I am using the SDK version 10.4 and cannot get OCR to work with pages or PDF files. The documents are already created and have pages/PDFs assigned to them.
I run the following code against a valid page with text:
try { OcrEngine ocr = OcrEngine.LoadEngine(); ocr.Run(lfDocNew, new PageSet(pageNum.ToString())); } catch (Exception ex) { result.ErrorMessage = "OCR Error on page " + pageNum + ": " + ex.Message; }
And get this error thrown:
Error:
"Interface not registered"
Stack Trace:
at BPIClientLib.IBPProcessEx.Process(IBPPageEx pUnkPage)
at Laserfiche.DocumentServices.OcrEngine.ProcessImage(String imagePath, DocumentInfo document, PageInfo page)
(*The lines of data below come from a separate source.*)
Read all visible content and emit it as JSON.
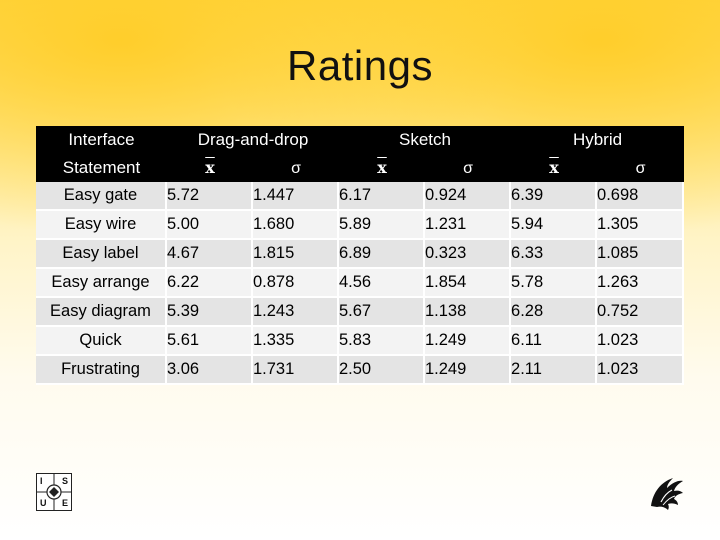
{
  "title": "Ratings",
  "table": {
    "header_row1": {
      "first": "Interface",
      "groups": [
        "Drag-and-drop",
        "Sketch",
        "Hybrid"
      ]
    },
    "header_row2": {
      "first": "Statement",
      "mean_symbol": "x",
      "sd_symbol": "σ"
    },
    "rows": [
      {
        "statement": "Easy gate",
        "values": [
          "5.72",
          "1.447",
          "6.17",
          "0.924",
          "6.39",
          "0.698"
        ]
      },
      {
        "statement": "Easy wire",
        "values": [
          "5.00",
          "1.680",
          "5.89",
          "1.231",
          "5.94",
          "1.305"
        ]
      },
      {
        "statement": "Easy label",
        "values": [
          "4.67",
          "1.815",
          "6.89",
          "0.323",
          "6.33",
          "1.085"
        ]
      },
      {
        "statement": "Easy arrange",
        "values": [
          "6.22",
          "0.878",
          "4.56",
          "1.854",
          "5.78",
          "1.263"
        ]
      },
      {
        "statement": "Easy diagram",
        "values": [
          "5.39",
          "1.243",
          "5.67",
          "1.138",
          "6.28",
          "0.752"
        ]
      },
      {
        "statement": "Quick",
        "values": [
          "5.61",
          "1.335",
          "5.83",
          "1.249",
          "6.11",
          "1.023"
        ]
      },
      {
        "statement": "Frustrating",
        "values": [
          "3.06",
          "1.731",
          "2.50",
          "1.249",
          "2.11",
          "1.023"
        ]
      }
    ]
  },
  "logos": {
    "left": {
      "letters": [
        "I",
        "S",
        "U",
        "E"
      ],
      "icon": "isue-logo-icon"
    },
    "right": {
      "icon": "pegasus-logo-icon"
    }
  },
  "colors": {
    "header_bg": "#000000",
    "row_odd": "#e4e4e4",
    "row_even": "#f3f3f3",
    "accent": "#ffd84a"
  }
}
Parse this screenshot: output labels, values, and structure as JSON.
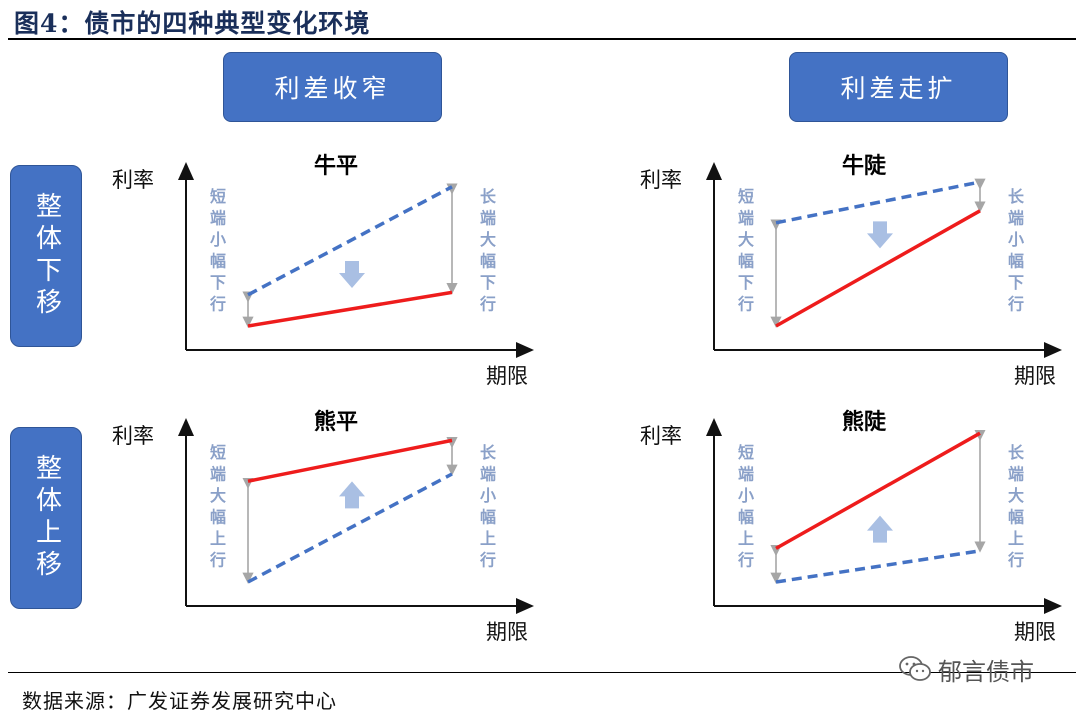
{
  "title": "图4：债市的四种典型变化环境",
  "source": "数据来源：广发证券发展研究中心",
  "watermark": "郁言债市",
  "columns": [
    "利差收窄",
    "利差走扩"
  ],
  "rows": [
    "整体下移",
    "整体上移"
  ],
  "axis": {
    "y_label": "利率",
    "x_label": "期限"
  },
  "colors": {
    "box": "#4472c4",
    "solid_line": "#ee1c1c",
    "dashed_line": "#4472c4",
    "bracket": "#a6a6a6",
    "arrow": "#a9bfe3",
    "side_text": "#8aa0c8"
  },
  "panels": [
    {
      "title": "牛平",
      "left_note": "短端小幅下行",
      "right_note": "长端大幅下行",
      "move_arrow": "down",
      "solid_line": {
        "short": 1.0,
        "long": 2.4
      },
      "dashed_line": {
        "short": 2.3,
        "long": 6.8
      }
    },
    {
      "title": "牛陡",
      "left_note": "短端大幅下行",
      "right_note": "长端小幅下行",
      "move_arrow": "down",
      "solid_line": {
        "short": 1.0,
        "long": 5.8
      },
      "dashed_line": {
        "short": 5.3,
        "long": 7.0
      }
    },
    {
      "title": "熊平",
      "left_note": "短端大幅上行",
      "right_note": "长端小幅上行",
      "move_arrow": "up",
      "solid_line": {
        "short": 5.2,
        "long": 6.9
      },
      "dashed_line": {
        "short": 1.0,
        "long": 5.5
      }
    },
    {
      "title": "熊陡",
      "left_note": "短端小幅上行",
      "right_note": "长端大幅上行",
      "move_arrow": "up",
      "solid_line": {
        "short": 2.4,
        "long": 7.2
      },
      "dashed_line": {
        "short": 1.0,
        "long": 2.3
      }
    }
  ]
}
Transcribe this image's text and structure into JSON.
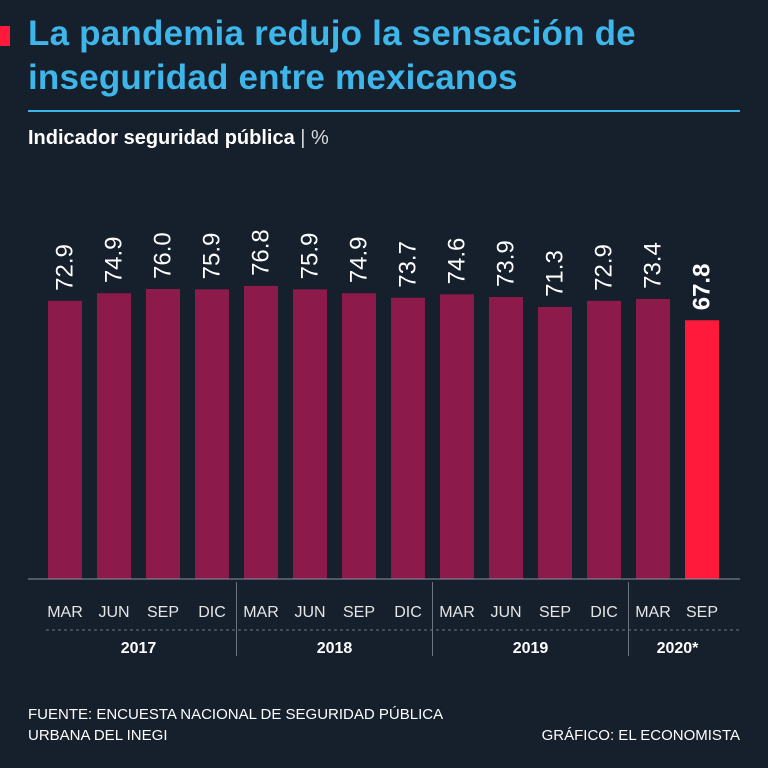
{
  "title": "La pandemia redujo la sensación de inseguridad entre mexicanos",
  "subtitle": "Indicador seguridad pública",
  "unit_label": "| %",
  "source": "FUENTE: ENCUESTA NACIONAL DE SEGURIDAD PÚBLICA URBANA DEL INEGI",
  "credit": "GRÁFICO: EL ECONOMISTA",
  "colors": {
    "title": "#3fb6ea",
    "bar": "#8c1a4a",
    "highlight": "#ff1a3c",
    "background": "#161f2c"
  },
  "chart_data": {
    "type": "bar",
    "title": "Indicador seguridad pública",
    "ylabel": "%",
    "ylim": [
      0,
      80
    ],
    "categories": [
      "MAR",
      "JUN",
      "SEP",
      "DIC",
      "MAR",
      "JUN",
      "SEP",
      "DIC",
      "MAR",
      "JUN",
      "SEP",
      "DIC",
      "MAR",
      "SEP"
    ],
    "values": [
      72.9,
      74.9,
      76.0,
      75.9,
      76.8,
      75.9,
      74.9,
      73.7,
      74.6,
      73.9,
      71.3,
      72.9,
      73.4,
      67.8
    ],
    "value_labels": [
      "72.9",
      "74.9",
      "76.0",
      "75.9",
      "76.8",
      "75.9",
      "74.9",
      "73.7",
      "74.6",
      "73.9",
      "71.3",
      "72.9",
      "73.4",
      "67.8"
    ],
    "highlight_index": 13,
    "years": [
      {
        "label": "2017",
        "count": 4
      },
      {
        "label": "2018",
        "count": 4
      },
      {
        "label": "2019",
        "count": 4
      },
      {
        "label": "2020*",
        "count": 2
      }
    ]
  }
}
at Laserfiche.DocumentServices.OcrEngine.ProcessPage(DocumentInfo document, PageInfo page)
at Laserfiche.DocumentServices.OcrEngine.Run(DocumentInfo document, PageSet pages)
at mviLFPost.LFRAPostEngine.AssignPages(LFDocumentInfo DocInfo, DocumentInfo lfDocNew, DocumentImporter importer, PostResult& result) in C:\vs\mvidev\mvi\Dev\Laserfiche Integration\SVR\mviLFPost\mviLFPost\LFRAPostEngine.cs:line 1381
When I run the following code with a PDF electronic document, it does not extract text nor does it throw any error.
try { using (TextExtractor te = TextExtractor.LoadExtractor()) { te.ExtractFrom(lfDoc); } } catch (Exception ex) { result.ErrorMessage = "Error extracting text for electronic document: " + ex.Message; // Don't fail on entire import if text is not extracted. }
Am I missing a required component to run OCR when importing with the 10.4 SDK? Relying on Workflow after the fact really slows down the server when importing many documents.